Build a small flashcard web app that helps students learn required AI/embedding vocabulary through repetition. The app will present a term, accept a self-check (or short typed definition), and track progress.

You may implement either:

  • Option A (Web): FastAPI backend + Tailwind CSS + HTMX + Alpine.js frontend
  • Option B (Desktop/Web): Flet app (single Python codebase)

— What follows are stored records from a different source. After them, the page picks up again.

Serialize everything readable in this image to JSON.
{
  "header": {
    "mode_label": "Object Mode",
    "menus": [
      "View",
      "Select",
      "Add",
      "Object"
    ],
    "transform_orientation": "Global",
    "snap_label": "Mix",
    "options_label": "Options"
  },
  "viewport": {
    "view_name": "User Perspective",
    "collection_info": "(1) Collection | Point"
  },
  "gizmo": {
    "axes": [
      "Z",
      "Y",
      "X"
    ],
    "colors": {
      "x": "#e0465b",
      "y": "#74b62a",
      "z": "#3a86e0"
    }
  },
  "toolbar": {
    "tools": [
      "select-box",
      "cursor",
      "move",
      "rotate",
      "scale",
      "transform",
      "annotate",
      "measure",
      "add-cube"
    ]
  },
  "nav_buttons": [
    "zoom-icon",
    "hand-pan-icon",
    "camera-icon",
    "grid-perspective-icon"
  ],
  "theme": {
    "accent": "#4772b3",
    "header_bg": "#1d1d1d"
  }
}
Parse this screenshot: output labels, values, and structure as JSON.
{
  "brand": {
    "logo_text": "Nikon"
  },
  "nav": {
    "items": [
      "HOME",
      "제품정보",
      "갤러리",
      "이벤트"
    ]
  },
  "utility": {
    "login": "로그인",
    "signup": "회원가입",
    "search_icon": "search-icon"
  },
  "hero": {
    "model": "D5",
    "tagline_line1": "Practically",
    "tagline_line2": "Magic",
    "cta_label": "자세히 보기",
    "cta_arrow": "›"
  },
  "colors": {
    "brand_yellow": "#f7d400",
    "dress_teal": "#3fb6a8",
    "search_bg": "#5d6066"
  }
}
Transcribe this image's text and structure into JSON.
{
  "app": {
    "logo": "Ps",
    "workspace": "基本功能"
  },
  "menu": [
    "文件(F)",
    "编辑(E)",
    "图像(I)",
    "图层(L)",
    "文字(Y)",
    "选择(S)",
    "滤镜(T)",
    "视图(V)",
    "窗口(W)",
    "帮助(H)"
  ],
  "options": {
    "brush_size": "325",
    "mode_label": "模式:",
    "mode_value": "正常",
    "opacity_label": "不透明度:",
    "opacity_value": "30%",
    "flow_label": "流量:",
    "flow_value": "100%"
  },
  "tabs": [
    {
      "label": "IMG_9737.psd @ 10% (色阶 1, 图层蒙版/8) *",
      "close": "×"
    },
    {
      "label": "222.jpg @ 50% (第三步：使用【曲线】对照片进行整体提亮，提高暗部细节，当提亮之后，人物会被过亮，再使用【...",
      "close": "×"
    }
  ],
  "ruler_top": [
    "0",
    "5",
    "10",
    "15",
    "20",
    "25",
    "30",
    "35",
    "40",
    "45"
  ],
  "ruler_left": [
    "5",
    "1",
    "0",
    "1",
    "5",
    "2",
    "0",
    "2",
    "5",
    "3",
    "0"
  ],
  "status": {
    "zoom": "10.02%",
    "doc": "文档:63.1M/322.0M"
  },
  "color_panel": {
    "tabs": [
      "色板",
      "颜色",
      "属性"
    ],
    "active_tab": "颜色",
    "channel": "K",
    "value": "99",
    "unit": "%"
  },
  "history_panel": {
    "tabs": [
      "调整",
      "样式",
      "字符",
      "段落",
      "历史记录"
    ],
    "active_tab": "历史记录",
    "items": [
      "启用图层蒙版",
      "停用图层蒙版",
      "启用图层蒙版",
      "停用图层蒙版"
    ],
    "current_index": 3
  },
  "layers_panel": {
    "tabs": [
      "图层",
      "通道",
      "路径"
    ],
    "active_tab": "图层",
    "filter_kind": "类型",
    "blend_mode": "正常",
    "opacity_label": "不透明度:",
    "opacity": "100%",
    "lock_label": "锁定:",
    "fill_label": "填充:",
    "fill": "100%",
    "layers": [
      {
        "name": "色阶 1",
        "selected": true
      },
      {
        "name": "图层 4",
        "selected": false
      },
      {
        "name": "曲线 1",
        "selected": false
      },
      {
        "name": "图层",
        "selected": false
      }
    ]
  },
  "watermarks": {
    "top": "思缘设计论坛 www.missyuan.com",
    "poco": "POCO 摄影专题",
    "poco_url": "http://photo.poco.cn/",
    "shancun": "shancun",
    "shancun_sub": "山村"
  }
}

Note that it is easier to use Flet.

Example Vocabulary for Quiz

Adapt to your own preference. I often find that the terminology sounds intimidating, but the actual usage is simple. For example, kNN (k-nearest neighbors) in FAISS is just a function call:

D, I = index.search(q_vec, k=2)

This returns:

  • D = distances to the nearest vectors
  • I = indices of the nearest vectors in your dataset

To use the difficulty-sounding L2 Distance (Euclidean distance) with a 384-dimensional embedding, you simply create the index like this:

index = faiss.IndexFlatL2(384)

You are not implementing the L2 algorithm — you are selecting a distance metric and letting FAISS handle the math internally. The vector dimension must match the embedding model’s output size, or FAISS will throw an error.

Thus, the concepts below are actually usable with minimal knowledge. However, you may need to know what the word means.

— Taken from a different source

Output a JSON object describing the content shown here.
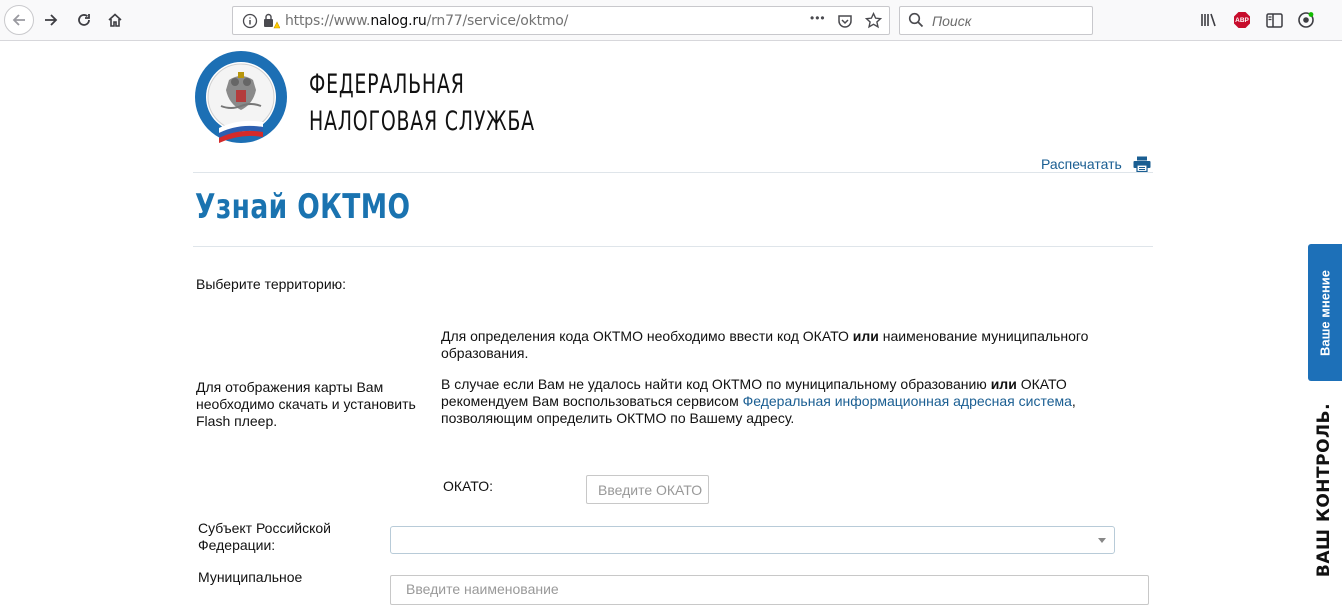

Keep in mind that usually AI engineers and ML engineers select models, metrics, and indexes, rather than re-implementing the math. You can do it if you know what the vocabulary means without having to understand the more complex math.

  • Sentence-Transformers — A Python library that uses pretrained transformer models to create embeddings for sentences and paragraphs.
  • PyTorch — A deep learning framework commonly used to run and train neural network models. Automatically installed with sentence-transformers
  • Transformer — A neural network architecture that powers many modern language models by learning relationships between words in context.
  • Pretrained Model — A model that has already learned from a large dataset and can be reused without training from scratch.
  • Inference — Running a trained model on new input to produce an output (e.g., generating embeddings).
  • Embedding — A numeric representation of text meaning, produced by a model.
  • Vector — A list/array of numbers; embeddings are vectors.
  • Vector Dimension — The number of values in the vector (e.g., 384 numbers per embedding).
  • Similarity Search — Finding items whose embeddings are closest to a query embedding.
  • Nearest Neighbors (kNN) — The top k most similar vectors to a query vector.
  • Distance Metric — The math used to measure closeness between vectors (e.g., L2 distance, cosine distance).
  • Cosine Similarity — A measure of similarity based on the angle between two vectors (often used for text embeddings).
  • L2 Distance (Euclidean) — A distance measure based on straight-line distance between vectors.
  • FAISS — A library for building and searching vector indexes efficiently (commonly used for similarity search).
  • Index (Vector Index) — A data structure that stores vectors to enable fast similarity search.
  • Indexing — Adding vectors into a vector index so they can be searched later.
  • Query Vector — The embedding produced from a user’s query text.
  • Retrieval — Fetching the most relevant stored items based on similarity search results.
  • RAG (Retrieval-Augmented Generation) — A pattern where retrieved documents are fed to an LLM to produce better answers.
  • Batching — Processing multiple inputs at once for efficiency during inference (common in production systems).